Specializes in Float.

Thank you both very much. I asked my preceptor and she had all the same response. I looked at the Cathflo as well as Bard's site.

While I am not 100% sure if she was putting much pressure behind the TB syringe, I think it would be unsafe for me to attempt to use one because the increased pressure can rupture the line.

I'm still not really sure why the policy says to use helpock. I know the PICC team uses some type of thrombolytic when needed (not sure if it's Cathflo or not) and I'm not sure of their instillation method as I didn't get to watch that particular procedure. Our P&P just says if order needed for Activase to follow the product instructions.

I'm certainly glad to have researched this further!

I'm still a little confused about the purpose of the injection caps since there is a luer lock on the end of the catheter.
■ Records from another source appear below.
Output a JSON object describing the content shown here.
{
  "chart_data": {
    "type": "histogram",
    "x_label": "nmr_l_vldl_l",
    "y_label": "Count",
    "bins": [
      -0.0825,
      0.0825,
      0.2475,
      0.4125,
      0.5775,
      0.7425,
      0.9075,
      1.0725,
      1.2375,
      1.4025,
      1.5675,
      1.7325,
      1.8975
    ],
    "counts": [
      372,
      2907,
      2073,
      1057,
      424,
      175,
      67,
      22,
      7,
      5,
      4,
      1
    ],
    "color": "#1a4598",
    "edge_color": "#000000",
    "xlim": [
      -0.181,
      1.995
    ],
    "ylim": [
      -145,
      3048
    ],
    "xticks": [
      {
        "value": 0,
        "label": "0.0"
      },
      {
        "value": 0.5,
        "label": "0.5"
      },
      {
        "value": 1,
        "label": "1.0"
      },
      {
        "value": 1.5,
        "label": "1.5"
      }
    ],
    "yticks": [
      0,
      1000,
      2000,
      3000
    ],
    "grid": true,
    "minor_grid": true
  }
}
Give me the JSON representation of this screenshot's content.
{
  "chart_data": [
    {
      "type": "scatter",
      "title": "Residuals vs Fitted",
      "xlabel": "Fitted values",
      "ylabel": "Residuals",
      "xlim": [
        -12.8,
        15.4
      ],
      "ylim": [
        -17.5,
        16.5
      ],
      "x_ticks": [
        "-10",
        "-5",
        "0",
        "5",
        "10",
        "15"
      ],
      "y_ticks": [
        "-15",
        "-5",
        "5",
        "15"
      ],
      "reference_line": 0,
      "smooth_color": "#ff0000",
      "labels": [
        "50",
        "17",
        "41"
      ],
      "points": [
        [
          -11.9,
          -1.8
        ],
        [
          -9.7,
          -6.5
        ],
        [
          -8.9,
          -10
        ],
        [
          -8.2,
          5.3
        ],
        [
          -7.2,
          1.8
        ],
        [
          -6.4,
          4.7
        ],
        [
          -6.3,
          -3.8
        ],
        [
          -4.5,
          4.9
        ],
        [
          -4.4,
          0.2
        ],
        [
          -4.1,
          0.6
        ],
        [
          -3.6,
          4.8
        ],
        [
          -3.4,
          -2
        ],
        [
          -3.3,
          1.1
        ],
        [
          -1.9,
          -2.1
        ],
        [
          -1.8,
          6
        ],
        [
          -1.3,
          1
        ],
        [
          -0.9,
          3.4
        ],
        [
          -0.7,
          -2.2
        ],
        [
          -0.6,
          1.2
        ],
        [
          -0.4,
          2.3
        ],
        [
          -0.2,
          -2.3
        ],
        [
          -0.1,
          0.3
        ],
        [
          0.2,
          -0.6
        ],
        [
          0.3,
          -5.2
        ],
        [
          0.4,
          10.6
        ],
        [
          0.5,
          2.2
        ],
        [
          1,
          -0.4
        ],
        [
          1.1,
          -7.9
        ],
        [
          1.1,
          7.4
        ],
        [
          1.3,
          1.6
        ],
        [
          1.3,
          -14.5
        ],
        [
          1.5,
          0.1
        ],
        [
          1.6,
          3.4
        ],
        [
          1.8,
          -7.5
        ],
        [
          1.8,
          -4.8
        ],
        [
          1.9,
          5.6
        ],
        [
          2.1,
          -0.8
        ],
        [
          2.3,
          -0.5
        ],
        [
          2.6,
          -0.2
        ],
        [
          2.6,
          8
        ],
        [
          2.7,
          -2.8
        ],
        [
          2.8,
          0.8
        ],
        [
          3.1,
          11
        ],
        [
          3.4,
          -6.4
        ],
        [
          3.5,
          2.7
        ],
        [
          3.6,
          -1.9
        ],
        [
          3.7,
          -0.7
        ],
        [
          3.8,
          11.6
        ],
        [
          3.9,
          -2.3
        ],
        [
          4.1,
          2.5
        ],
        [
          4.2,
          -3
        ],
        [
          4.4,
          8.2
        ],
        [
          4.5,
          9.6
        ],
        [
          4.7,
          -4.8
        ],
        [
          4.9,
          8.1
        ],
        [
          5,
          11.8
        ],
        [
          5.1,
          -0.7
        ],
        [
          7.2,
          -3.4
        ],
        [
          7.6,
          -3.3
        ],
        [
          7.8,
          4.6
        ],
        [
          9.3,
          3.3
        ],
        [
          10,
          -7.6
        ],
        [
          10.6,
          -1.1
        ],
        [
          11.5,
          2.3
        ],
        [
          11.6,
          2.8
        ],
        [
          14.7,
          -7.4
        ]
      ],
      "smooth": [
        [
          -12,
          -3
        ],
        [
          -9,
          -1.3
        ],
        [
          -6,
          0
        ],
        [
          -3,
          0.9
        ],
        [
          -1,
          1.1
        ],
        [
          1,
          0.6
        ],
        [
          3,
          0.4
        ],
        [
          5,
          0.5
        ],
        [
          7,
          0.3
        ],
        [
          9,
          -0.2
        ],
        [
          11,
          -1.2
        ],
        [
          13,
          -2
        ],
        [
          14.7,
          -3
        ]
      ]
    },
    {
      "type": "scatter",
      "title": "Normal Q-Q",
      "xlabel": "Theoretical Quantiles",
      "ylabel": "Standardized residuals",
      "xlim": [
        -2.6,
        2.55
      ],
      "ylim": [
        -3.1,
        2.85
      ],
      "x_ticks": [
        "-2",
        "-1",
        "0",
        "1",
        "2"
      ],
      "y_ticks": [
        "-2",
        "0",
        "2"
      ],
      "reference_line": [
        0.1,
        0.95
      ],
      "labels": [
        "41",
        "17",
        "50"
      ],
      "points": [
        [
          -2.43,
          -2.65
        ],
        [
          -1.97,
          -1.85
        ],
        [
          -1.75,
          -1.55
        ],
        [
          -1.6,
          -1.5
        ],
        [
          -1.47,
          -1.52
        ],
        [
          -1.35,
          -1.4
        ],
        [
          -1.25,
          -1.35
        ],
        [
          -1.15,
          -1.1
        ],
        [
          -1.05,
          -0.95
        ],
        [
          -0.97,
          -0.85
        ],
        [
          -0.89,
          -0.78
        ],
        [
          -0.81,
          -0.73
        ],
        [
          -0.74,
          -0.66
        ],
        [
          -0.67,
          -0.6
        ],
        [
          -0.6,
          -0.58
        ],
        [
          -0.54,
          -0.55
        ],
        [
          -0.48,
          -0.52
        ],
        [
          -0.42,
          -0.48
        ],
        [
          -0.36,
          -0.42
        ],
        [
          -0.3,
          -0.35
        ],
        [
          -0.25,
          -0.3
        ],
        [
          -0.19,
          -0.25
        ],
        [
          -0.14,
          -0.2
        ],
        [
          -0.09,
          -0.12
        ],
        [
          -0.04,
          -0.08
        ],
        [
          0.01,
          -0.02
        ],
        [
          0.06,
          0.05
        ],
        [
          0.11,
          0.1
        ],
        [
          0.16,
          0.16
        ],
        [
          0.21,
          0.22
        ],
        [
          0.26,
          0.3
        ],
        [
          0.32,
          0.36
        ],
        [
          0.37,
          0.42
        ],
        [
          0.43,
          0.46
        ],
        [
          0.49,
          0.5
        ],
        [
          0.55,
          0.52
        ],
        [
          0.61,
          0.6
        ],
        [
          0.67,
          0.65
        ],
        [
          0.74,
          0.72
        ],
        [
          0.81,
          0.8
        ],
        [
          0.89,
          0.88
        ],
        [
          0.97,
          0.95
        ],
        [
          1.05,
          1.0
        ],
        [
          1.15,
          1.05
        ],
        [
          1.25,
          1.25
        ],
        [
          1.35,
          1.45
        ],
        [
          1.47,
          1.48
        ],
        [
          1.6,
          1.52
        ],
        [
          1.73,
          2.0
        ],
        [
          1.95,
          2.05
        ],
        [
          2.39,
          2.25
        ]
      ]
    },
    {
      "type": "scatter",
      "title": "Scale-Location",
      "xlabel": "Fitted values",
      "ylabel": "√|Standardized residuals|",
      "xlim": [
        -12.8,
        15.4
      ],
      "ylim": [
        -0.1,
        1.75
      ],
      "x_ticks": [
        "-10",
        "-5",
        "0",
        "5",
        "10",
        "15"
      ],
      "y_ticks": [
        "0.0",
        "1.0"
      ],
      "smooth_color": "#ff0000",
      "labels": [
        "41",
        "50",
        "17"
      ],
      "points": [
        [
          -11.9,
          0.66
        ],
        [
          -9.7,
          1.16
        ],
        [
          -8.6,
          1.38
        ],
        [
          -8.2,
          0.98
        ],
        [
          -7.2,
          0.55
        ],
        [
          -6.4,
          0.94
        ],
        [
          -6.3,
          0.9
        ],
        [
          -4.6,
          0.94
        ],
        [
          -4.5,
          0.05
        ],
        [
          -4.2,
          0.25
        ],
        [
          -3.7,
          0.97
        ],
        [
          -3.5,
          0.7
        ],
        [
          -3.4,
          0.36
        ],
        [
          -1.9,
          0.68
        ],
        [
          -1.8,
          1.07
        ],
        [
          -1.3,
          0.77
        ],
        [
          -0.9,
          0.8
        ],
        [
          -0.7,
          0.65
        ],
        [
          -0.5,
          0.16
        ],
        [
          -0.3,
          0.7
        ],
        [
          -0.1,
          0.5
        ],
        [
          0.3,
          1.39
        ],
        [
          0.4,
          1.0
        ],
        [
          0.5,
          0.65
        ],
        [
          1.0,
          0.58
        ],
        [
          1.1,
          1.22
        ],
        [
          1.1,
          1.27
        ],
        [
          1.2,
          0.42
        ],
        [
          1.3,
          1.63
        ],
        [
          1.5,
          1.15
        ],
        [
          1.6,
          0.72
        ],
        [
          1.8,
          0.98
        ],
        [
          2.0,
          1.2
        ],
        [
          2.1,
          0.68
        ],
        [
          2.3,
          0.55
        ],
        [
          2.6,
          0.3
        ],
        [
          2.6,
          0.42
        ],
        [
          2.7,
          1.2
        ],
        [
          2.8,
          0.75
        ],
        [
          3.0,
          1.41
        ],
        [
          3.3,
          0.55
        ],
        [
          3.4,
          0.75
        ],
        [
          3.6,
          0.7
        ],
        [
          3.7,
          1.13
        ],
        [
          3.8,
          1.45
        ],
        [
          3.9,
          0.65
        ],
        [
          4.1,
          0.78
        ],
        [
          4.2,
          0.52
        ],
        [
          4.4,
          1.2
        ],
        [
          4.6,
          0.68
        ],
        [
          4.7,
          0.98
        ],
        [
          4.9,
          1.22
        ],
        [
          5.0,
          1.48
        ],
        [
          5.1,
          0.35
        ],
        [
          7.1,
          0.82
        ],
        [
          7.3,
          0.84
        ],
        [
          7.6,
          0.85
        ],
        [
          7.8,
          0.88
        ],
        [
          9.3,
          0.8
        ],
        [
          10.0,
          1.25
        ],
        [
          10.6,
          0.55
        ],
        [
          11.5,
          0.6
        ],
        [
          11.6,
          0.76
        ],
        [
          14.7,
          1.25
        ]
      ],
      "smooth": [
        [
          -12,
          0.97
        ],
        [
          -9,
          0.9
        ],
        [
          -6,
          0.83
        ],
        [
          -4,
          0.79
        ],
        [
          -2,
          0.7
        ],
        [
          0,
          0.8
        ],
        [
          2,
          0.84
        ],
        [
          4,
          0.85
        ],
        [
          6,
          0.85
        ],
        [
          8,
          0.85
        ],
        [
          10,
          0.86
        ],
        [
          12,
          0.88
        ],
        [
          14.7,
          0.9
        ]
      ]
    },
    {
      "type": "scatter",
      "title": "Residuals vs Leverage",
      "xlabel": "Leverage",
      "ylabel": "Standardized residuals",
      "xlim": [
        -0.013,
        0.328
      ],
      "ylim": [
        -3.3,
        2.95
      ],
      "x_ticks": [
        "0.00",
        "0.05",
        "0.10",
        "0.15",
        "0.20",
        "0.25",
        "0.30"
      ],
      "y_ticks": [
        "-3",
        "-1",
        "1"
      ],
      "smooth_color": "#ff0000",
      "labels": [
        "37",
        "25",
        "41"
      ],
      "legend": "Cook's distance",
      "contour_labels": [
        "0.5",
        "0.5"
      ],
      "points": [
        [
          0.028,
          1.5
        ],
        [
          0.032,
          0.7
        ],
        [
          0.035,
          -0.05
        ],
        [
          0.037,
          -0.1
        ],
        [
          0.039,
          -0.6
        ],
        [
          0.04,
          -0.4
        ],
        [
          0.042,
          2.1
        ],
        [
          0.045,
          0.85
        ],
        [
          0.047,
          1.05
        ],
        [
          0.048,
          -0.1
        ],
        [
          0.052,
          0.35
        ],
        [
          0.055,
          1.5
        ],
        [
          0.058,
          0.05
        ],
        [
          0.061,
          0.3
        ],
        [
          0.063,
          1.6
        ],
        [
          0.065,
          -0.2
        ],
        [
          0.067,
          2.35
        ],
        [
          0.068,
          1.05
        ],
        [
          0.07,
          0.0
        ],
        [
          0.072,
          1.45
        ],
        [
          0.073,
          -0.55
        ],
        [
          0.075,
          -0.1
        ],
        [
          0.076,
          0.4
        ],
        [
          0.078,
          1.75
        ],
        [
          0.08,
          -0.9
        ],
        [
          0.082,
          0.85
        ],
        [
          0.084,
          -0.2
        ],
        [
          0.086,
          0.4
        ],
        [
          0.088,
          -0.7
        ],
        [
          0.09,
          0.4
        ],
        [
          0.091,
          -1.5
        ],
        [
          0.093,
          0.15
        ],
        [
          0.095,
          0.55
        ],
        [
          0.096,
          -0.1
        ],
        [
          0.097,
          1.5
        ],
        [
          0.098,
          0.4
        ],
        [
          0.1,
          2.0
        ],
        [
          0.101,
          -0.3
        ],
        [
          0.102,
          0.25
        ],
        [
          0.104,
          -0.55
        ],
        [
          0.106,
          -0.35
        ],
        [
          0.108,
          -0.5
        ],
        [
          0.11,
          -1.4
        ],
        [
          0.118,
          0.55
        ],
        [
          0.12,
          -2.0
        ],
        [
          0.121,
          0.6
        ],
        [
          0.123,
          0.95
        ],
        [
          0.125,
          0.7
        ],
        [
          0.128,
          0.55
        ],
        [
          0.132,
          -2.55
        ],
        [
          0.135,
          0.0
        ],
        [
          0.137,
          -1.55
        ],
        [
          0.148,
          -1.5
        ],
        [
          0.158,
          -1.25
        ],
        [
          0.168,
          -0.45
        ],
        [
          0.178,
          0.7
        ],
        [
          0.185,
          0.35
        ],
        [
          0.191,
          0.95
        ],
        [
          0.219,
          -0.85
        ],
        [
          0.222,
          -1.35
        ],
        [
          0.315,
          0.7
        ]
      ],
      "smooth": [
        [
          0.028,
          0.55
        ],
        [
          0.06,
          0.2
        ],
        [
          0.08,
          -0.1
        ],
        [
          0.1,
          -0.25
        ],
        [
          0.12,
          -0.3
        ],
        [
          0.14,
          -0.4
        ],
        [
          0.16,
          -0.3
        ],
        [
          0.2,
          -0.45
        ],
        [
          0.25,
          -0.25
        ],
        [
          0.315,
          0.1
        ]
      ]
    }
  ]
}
What is the purpose of these?

Thanks!!!!

Specializes in ER, ICU, Infusion, peds, informatics.
i'm still a little confused about the purpose of the injection caps since there is a luer lock on the end of the catheter. what is the purpose of these?

thanks!!!!

they keep the end sterile, and closed (since though the end of the catheter has a leur lock connector, it is "open.")

those caps should be changed weekly/with every dressing change.

Specializes in Oncology, Med Surg, Ortho.

Thanks, the extra tips on creating negative pressure with a 12cc syringe and Alteplase to declot totally occluded PICCs really helped and got the job done!